Privilege issues - including attorney-client privilege and work-product protection - require special handling. Attorney-client privilege protects communications between clients and their lawyers, whether or not they are dealing with anticipated litigation. Discussions with lawyers are privileged, but discussions with accountants are not, unless the accountants are subcontractors of the lawyers. Work-product protection is different from attorney-client privilege.


The work-product doctrine provides that an individual or company need not turn over documents that were created in anticipation of litigation. See Hickman v. Taylor, 329 U.S. 495 (1947). The work-product doctrine has wide application, and isn't limited to tax litigation. Documents that will be used in the event of tax litigation and that relate to the strength or weakness of a tax position are covered by the work-product privilege.


As part of vetting a particular tax position, taxpayers often discuss arguments the IRS could assert that might undermine a claimed tax position. Understandably, you do not want to hand the IRS a roadmap of arguments to make against you. And attorney-client privilege may not cover everything you want to protect.


Many taxpayers show tax discussions and figures to their accountants.
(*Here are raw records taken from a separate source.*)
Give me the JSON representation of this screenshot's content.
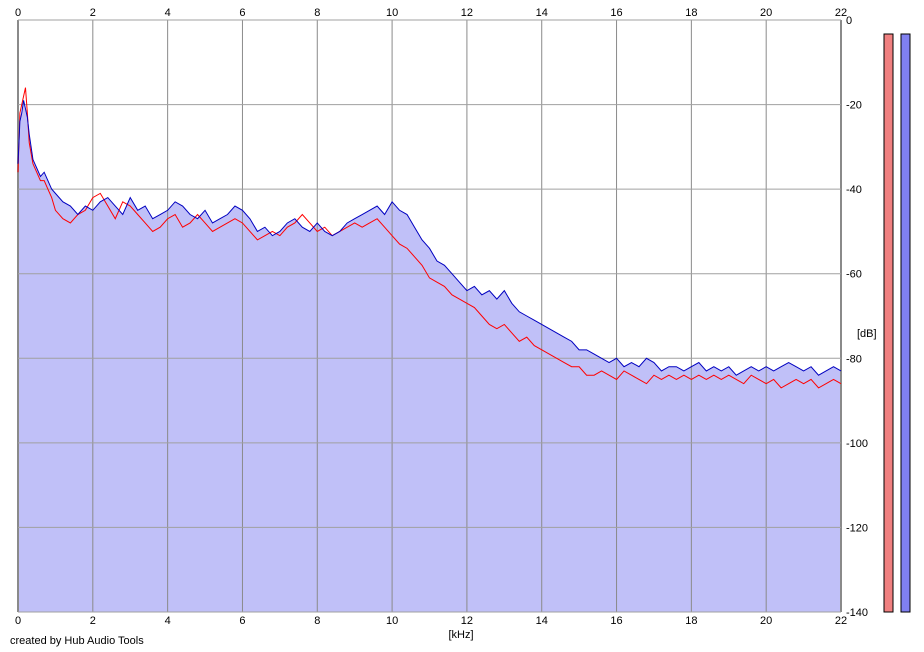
{
  "chart_data": {
    "type": "line",
    "title": "",
    "xlabel": "[kHz]",
    "ylabel": "[dB]",
    "xlim": [
      0,
      22
    ],
    "ylim": [
      -140,
      0
    ],
    "x_ticks": [
      0,
      2,
      4,
      6,
      8,
      10,
      12,
      14,
      16,
      18,
      20,
      22
    ],
    "y_ticks": [
      0,
      -20,
      -40,
      -60,
      -80,
      -100,
      -120,
      -140
    ],
    "grid": true,
    "fill_under": "#c0c0f8",
    "series": [
      {
        "color": "#0000c0",
        "x": [
          0,
          0.05,
          0.1,
          0.15,
          0.2,
          0.25,
          0.3,
          0.4,
          0.5,
          0.6,
          0.7,
          0.8,
          0.9,
          1.0,
          1.2,
          1.4,
          1.6,
          1.8,
          2.0,
          2.2,
          2.4,
          2.6,
          2.8,
          3.0,
          3.2,
          3.4,
          3.6,
          3.8,
          4.0,
          4.2,
          4.4,
          4.6,
          4.8,
          5.0,
          5.2,
          5.4,
          5.6,
          5.8,
          6.0,
          6.2,
          6.4,
          6.6,
          6.8,
          7.0,
          7.2,
          7.4,
          7.6,
          7.8,
          8.0,
          8.2,
          8.4,
          8.6,
          8.8,
          9.0,
          9.2,
          9.4,
          9.6,
          9.8,
          10.0,
          10.2,
          10.4,
          10.6,
          10.8,
          11.0,
          11.2,
          11.4,
          11.6,
          11.8,
          12.0,
          12.2,
          12.4,
          12.6,
          12.8,
          13.0,
          13.2,
          13.4,
          13.6,
          13.8,
          14.0,
          14.2,
          14.4,
          14.6,
          14.8,
          15.0,
          15.2,
          15.4,
          15.6,
          15.8,
          16.0,
          16.2,
          16.4,
          16.6,
          16.8,
          17.0,
          17.2,
          17.4,
          17.6,
          17.8,
          18.0,
          18.2,
          18.4,
          18.6,
          18.8,
          19.0,
          19.2,
          19.4,
          19.6,
          19.8,
          20.0,
          20.2,
          20.4,
          20.6,
          20.8,
          21.0,
          21.2,
          21.4,
          21.6,
          21.8,
          22.0
        ],
        "y": [
          -34,
          -24,
          -22,
          -19,
          -21,
          -23,
          -27,
          -33,
          -35,
          -37,
          -36,
          -38,
          -40,
          -41,
          -43,
          -44,
          -46,
          -44,
          -45,
          -43,
          -42,
          -44,
          -46,
          -42,
          -45,
          -44,
          -47,
          -46,
          -45,
          -43,
          -44,
          -46,
          -47,
          -45,
          -48,
          -47,
          -46,
          -44,
          -45,
          -47,
          -50,
          -49,
          -51,
          -50,
          -48,
          -47,
          -49,
          -50,
          -48,
          -50,
          -51,
          -50,
          -48,
          -47,
          -46,
          -45,
          -44,
          -46,
          -43,
          -45,
          -46,
          -49,
          -52,
          -54,
          -57,
          -58,
          -60,
          -62,
          -64,
          -63,
          -65,
          -64,
          -66,
          -64,
          -67,
          -69,
          -70,
          -71,
          -72,
          -73,
          -74,
          -75,
          -76,
          -78,
          -78,
          -79,
          -80,
          -81,
          -80,
          -82,
          -81,
          -82,
          -80,
          -81,
          -83,
          -82,
          -82,
          -83,
          -82,
          -81,
          -83,
          -82,
          -83,
          -82,
          -84,
          -83,
          -82,
          -83,
          -82,
          -83,
          -82,
          -81,
          -82,
          -83,
          -82,
          -84,
          -83,
          -82,
          -83
        ]
      },
      {
        "color": "#ff0000",
        "x": [
          0,
          0.05,
          0.1,
          0.15,
          0.2,
          0.25,
          0.3,
          0.4,
          0.5,
          0.6,
          0.7,
          0.8,
          0.9,
          1.0,
          1.2,
          1.4,
          1.6,
          1.8,
          2.0,
          2.2,
          2.4,
          2.6,
          2.8,
          3.0,
          3.2,
          3.4,
          3.6,
          3.8,
          4.0,
          4.2,
          4.4,
          4.6,
          4.8,
          5.0,
          5.2,
          5.4,
          5.6,
          5.8,
          6.0,
          6.2,
          6.4,
          6.6,
          6.8,
          7.0,
          7.2,
          7.4,
          7.6,
          7.8,
          8.0,
          8.2,
          8.4,
          8.6,
          8.8,
          9.0,
          9.2,
          9.4,
          9.6,
          9.8,
          10.0,
          10.2,
          10.4,
          10.6,
          10.8,
          11.0,
          11.2,
          11.4,
          11.6,
          11.8,
          12.0,
          12.2,
          12.4,
          12.6,
          12.8,
          13.0,
          13.2,
          13.4,
          13.6,
          13.8,
          14.0,
          14.2,
          14.4,
          14.6,
          14.8,
          15.0,
          15.2,
          15.4,
          15.6,
          15.8,
          16.0,
          16.2,
          16.4,
          16.6,
          16.8,
          17.0,
          17.2,
          17.4,
          17.6,
          17.8,
          18.0,
          18.2,
          18.4,
          18.6,
          18.8,
          19.0,
          19.2,
          19.4,
          19.6,
          19.8,
          20.0,
          20.2,
          20.4,
          20.6,
          20.8,
          21.0,
          21.2,
          21.4,
          21.6,
          21.8,
          22.0
        ],
        "y": [
          -36,
          -22,
          -20,
          -18,
          -16,
          -22,
          -29,
          -34,
          -36,
          -38,
          -38,
          -40,
          -42,
          -45,
          -47,
          -48,
          -46,
          -45,
          -42,
          -41,
          -44,
          -47,
          -43,
          -44,
          -46,
          -48,
          -50,
          -49,
          -47,
          -46,
          -49,
          -48,
          -46,
          -48,
          -50,
          -49,
          -48,
          -47,
          -48,
          -50,
          -52,
          -51,
          -50,
          -51,
          -49,
          -48,
          -46,
          -48,
          -50,
          -49,
          -51,
          -50,
          -49,
          -48,
          -49,
          -48,
          -47,
          -49,
          -51,
          -53,
          -54,
          -56,
          -58,
          -61,
          -62,
          -63,
          -65,
          -66,
          -67,
          -68,
          -70,
          -72,
          -73,
          -72,
          -74,
          -76,
          -75,
          -77,
          -78,
          -79,
          -80,
          -81,
          -82,
          -82,
          -84,
          -84,
          -83,
          -84,
          -85,
          -83,
          -84,
          -85,
          -86,
          -84,
          -85,
          -84,
          -85,
          -84,
          -85,
          -84,
          -85,
          -84,
          -85,
          -84,
          -85,
          -86,
          -84,
          -85,
          -86,
          -85,
          -87,
          -86,
          -85,
          -86,
          -85,
          -87,
          -86,
          -85,
          -86
        ]
      }
    ],
    "level_meters": [
      {
        "color": "#f08080",
        "level": 1.0
      },
      {
        "color": "#8080f0",
        "level": 1.0
      }
    ]
  },
  "credit": "created by Hub Audio Tools"
}
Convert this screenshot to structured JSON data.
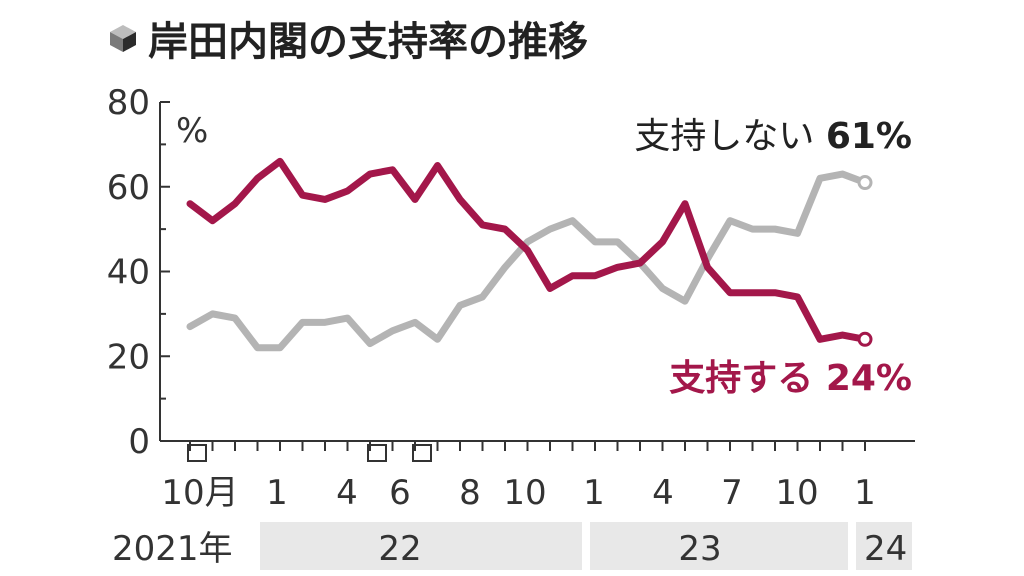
{
  "title": "岸田内閣の支持率の推移",
  "chart_data": {
    "type": "line",
    "title": "岸田内閣の支持率の推移",
    "unit": "%",
    "ylim": [
      0,
      80
    ],
    "y_ticks": [
      "80",
      "60",
      "40",
      "20",
      "0"
    ],
    "x_tick_labels": [
      "10月",
      "1",
      "4",
      "6",
      "8",
      "10",
      "1",
      "4",
      "7",
      "10",
      "1"
    ],
    "year_labels": [
      "2021年",
      "22",
      "23",
      "24"
    ],
    "series": [
      {
        "name": "支持しない",
        "end_label_value": "61%",
        "color": "#b4b4b4",
        "values": [
          27,
          30,
          29,
          22,
          22,
          28,
          28,
          29,
          23,
          26,
          28,
          24,
          32,
          34,
          41,
          47,
          50,
          52,
          47,
          47,
          42,
          36,
          33,
          43,
          52,
          50,
          50,
          49,
          62,
          63,
          61
        ]
      },
      {
        "name": "支持する",
        "end_label_value": "24%",
        "color": "#a3174a",
        "values": [
          56,
          52,
          56,
          62,
          66,
          58,
          57,
          59,
          63,
          64,
          57,
          65,
          57,
          51,
          50,
          45,
          36,
          39,
          39,
          41,
          42,
          47,
          56,
          41,
          35,
          35,
          35,
          34,
          24,
          25,
          24
        ]
      }
    ]
  }
}
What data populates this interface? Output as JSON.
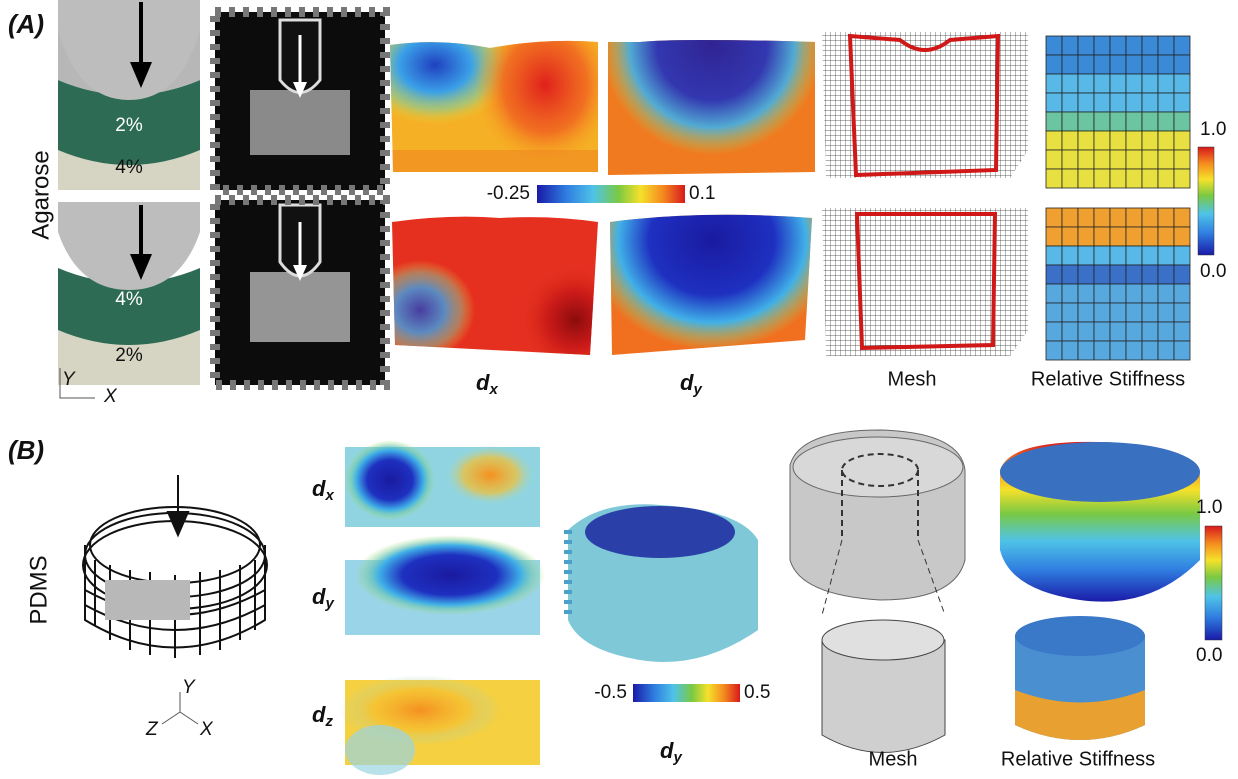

Accountants may run numbers assuming various tax outcomes. Unless the accountant has been engaged by a lawyer to bring attorney-client privilege, the accountant's work could only be protected under the work-product doctrine, which doesn't always apply.


There's no easy answer to the question of how to make an audit go as smoothly as possible. Still, one helpful idea is to plan ahead and to keep your financial records in good order, both electronically and on paper. Be prepared.